Purpose: Effective control of pancreatic cancer has been hampered primarily by the lack of tumor specificity of current treatment modalities. The highly specific antibody-mediated delivery of therapeutic agents to the tumor microenvironment might overcome this problem. We therefore investigated the therapeutic efficacy of the targeted immunocytokine L19-Interleukin-2 (L19-IL2), consisting of the human single-chain Fv antibody L19, which is highly specific for the extradomain B (ED-B) of fibronectin, and the human cytokine IL-2, in pancreatic cancer.

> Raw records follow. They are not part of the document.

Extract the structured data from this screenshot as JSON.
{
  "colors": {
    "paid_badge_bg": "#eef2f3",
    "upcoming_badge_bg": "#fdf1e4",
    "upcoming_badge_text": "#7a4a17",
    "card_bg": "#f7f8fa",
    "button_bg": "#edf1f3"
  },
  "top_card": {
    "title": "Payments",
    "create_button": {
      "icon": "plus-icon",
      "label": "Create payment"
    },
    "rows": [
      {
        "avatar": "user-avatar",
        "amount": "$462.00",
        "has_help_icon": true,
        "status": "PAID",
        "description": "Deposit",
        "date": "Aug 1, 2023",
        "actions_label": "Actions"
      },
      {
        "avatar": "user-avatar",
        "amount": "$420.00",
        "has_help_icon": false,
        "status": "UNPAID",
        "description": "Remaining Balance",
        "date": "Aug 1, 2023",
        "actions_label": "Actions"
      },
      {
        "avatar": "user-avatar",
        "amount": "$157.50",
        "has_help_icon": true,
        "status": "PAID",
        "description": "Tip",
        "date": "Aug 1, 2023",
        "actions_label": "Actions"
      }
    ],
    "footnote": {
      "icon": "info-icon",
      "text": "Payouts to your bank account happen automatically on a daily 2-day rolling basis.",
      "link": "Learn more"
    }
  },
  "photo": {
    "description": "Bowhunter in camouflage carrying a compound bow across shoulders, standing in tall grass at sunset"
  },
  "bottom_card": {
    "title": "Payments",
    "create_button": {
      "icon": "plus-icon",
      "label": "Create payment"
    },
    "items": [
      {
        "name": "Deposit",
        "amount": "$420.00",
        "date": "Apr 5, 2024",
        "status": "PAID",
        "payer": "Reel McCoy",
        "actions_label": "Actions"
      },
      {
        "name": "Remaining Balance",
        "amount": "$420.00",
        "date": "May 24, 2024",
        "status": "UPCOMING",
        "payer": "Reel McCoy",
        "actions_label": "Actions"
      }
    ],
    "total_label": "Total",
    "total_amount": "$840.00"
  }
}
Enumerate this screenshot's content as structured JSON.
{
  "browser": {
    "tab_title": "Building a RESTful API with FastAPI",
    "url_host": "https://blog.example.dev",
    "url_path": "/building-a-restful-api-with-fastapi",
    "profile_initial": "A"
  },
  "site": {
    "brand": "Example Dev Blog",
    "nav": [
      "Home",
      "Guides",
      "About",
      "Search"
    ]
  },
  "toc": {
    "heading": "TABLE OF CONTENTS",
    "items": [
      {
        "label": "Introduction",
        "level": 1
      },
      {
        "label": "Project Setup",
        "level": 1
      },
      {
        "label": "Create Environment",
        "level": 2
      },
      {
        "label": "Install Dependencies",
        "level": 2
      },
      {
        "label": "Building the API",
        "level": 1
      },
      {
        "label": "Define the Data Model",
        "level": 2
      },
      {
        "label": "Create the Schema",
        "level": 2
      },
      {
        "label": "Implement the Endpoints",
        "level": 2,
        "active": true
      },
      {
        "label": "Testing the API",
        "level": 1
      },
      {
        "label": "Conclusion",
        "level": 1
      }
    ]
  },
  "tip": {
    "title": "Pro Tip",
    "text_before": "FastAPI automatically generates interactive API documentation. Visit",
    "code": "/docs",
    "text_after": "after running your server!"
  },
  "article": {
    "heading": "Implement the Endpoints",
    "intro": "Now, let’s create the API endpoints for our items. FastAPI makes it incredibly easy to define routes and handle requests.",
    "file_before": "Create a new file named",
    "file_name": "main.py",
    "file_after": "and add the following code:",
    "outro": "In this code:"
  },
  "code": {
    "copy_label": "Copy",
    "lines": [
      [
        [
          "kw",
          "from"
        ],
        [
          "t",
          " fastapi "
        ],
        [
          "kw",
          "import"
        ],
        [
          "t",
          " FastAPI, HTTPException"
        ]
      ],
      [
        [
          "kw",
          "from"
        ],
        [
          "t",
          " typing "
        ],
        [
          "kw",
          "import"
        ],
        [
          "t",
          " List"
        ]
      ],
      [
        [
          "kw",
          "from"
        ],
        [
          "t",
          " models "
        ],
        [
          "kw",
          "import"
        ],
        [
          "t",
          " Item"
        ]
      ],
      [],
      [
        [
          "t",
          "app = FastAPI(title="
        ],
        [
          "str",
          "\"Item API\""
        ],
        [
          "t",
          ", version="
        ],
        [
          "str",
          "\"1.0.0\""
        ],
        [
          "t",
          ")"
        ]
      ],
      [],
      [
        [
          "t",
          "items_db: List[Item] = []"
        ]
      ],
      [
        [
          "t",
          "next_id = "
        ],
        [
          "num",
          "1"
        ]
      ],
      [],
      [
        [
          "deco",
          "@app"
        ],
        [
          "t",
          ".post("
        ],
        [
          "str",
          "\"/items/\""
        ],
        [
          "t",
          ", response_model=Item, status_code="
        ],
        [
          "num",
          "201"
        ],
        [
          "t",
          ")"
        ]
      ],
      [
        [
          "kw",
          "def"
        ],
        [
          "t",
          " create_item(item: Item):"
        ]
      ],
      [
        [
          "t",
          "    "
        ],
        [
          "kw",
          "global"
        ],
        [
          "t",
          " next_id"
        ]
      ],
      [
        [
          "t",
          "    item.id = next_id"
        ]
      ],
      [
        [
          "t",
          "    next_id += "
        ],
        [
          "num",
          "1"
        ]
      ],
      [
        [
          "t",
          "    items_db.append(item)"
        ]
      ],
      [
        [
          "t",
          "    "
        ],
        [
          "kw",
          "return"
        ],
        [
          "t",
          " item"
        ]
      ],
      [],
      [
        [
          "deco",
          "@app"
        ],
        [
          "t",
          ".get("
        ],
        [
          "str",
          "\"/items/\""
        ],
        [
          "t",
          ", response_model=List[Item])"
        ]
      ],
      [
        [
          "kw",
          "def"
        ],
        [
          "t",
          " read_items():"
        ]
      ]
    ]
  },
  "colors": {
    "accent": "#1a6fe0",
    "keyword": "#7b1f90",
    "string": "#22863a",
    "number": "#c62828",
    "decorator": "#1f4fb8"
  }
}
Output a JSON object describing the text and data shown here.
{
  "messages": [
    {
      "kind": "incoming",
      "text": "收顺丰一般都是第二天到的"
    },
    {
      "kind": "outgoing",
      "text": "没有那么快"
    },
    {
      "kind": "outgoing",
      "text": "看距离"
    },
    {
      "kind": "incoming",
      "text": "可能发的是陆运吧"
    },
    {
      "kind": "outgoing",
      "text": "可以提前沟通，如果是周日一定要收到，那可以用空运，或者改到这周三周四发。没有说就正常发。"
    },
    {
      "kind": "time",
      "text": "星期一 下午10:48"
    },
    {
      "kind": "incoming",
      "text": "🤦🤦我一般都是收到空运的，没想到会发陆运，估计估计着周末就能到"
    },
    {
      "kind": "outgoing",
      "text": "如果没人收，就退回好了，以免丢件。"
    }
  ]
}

Experimental design: Therapeutic effects of L19-IL-2, IL-2, and gemcitabine on tumor growth and metastasis were evaluated in orthotopic mouse models for pancreatic cancer. Immunohistochemistry was done to define ED-B expression, tumor necrosis, apoptosis, proliferation, and invasion of macrophages and natural killer (NK) cells. NK cells were depleted by i.v. injection of an anti-asialo-GM-1 antibody.
Results: ED-B is selectively expressed in human pancreatic cancer and in primary tumors and metastases of the mouse models. L19-IL-2 therapy was clearly superior to untargeted IL-2 or gemcitabine and inhibited tumor growth and metastasis with remarkable long-term tumor control. Therapeutic effects were associated with the induction of extensive tumor necrosis and inhibition of tumor cell proliferation. Immunohistochemistry revealed an increase of macrophages and NK cells in the tumor tissue, suggesting immune-mediated mechanisms. The functional relevance of NK cells for the therapeutic effect of the targeted immunocytokine L19-IL-2 was confirmed by NK cell depletion, which completely abolished its antitumor efficacy.
Conclusions: These preclinical results strongly encourage the initiation of clinical studies using L19-IL-2 in pancreatic cancer.